Out of the city there's one of Java's last Hindu temples, built in the 15th century even as Islam was sweeping the island. Candi Sukuh sits on the flanks of a volcano, and is notable for it's 'erotic' carving. In fact, the carving pe
rhaps reflects the animist beliefs that most Indonesian Hinduism overlays, and the temple is reknown for its fertility symbols and powers. At least it was. The large, and judging by the photos rather graphically carved, lingam over which childless women are said to have jumped in order to improve their odds, has been removed to the national museum in Jakarta. We see no leaping ladies today. However, there is the main temple still standing amongst the trees and in the clouds, looking a bit Aztec, and several statues and carved reliefs featuring such an array of characters we haven't seen the like before. Some remind me of chucking out time at the Whitworth. (That's the pub, not the art gallery.) To add to the mysterious ambience of the place, it starts to rain and we seek shelter with two young Italian brothers, Francesco and Matteo, and about a hundred Balinese teachers who have arrived in a fleet of buses just in time to put their coats on and buy snacks from the Bakso Man. The Bakso Man looks rather unfazed by this, but he's making a killing on what looked like was going to be just another slow Wednesday morning. (Bakso is a delightful concoction of minced meatballs that are boiled until they lack almost all flavour, but at the same time retain their compacted chewy texture. They are usually served in a broth so watery it makes consomme look like porridge. This Bakso Man is serving his in tiny polythene bags with a toothpick. To be fair to him, it's a tricky operation when all your supplies and equipment are racked up on the back of a rusty old bicycle.)

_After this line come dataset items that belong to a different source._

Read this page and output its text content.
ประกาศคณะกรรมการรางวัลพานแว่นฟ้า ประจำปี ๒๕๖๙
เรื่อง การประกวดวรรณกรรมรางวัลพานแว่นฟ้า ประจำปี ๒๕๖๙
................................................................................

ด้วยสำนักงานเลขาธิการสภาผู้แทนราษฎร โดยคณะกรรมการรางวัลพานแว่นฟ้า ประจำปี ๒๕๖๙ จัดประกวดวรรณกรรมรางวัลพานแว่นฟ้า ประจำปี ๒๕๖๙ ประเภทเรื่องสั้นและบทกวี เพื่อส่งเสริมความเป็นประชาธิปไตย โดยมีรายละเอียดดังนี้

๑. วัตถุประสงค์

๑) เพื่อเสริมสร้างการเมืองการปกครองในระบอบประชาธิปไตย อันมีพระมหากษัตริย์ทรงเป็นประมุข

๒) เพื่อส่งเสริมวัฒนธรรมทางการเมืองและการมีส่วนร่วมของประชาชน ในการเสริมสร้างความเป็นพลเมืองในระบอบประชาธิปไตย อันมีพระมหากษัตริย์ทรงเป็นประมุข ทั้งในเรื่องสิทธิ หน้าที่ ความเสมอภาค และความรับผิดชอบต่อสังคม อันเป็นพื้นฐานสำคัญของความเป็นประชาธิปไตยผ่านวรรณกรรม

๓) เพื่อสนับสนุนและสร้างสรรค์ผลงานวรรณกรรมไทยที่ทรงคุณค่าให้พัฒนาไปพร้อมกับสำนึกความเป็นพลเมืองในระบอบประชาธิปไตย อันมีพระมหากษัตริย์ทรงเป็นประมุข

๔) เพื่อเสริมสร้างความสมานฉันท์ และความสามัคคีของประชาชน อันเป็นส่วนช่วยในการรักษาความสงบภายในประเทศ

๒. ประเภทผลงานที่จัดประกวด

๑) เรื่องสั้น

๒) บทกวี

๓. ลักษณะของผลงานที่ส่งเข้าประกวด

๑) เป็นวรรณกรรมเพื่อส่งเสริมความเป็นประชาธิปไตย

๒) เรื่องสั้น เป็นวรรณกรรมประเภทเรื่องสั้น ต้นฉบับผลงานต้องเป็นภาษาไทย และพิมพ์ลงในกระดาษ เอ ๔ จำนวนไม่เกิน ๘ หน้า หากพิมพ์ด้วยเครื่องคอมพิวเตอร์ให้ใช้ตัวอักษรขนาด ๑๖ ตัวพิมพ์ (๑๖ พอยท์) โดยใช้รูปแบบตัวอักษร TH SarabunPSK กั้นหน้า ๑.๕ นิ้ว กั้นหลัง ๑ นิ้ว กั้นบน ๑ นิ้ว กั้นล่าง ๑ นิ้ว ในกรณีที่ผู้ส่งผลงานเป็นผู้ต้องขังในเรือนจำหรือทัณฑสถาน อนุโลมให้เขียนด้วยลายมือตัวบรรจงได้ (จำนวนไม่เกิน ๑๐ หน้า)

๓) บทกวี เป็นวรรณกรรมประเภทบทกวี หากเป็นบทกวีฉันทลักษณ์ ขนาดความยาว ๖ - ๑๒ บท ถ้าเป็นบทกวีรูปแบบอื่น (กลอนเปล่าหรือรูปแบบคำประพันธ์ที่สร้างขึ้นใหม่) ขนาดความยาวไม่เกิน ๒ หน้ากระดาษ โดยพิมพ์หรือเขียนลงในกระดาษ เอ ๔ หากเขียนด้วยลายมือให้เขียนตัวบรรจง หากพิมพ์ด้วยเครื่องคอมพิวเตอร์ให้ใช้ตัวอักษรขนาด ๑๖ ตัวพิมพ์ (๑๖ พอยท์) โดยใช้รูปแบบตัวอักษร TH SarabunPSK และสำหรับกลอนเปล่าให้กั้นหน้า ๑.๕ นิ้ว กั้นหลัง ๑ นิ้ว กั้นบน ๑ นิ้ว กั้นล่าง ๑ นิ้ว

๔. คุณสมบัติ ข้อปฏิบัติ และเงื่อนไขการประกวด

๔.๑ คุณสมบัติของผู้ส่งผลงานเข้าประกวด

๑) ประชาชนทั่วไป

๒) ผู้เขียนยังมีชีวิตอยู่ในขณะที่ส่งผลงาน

After the rain has stopped we take a track that winds around and down the mountainside, through steep farmland, every fertile inch of which is being cultivated - mostly maize, potatoes, carrots, onions and enormous cabbages - not what I'd have imagined for a tropical island. Dotted throughout the verdant landscape everywhere we look are clutches of houses with tiled roofs or rusting corrugated iron. There are lots of villages and lots of people. The farming looks tough - done by hand on steep terrain - but there's no sign of extreme poverty here, that you might see in India for instance. We greet and are greeted by people we pass by and are helped along our way with directions at the various road junctions. Sometimes it's handy to be in an overcrowded country - otherwise we might still be on that mountain now looking for the right road down.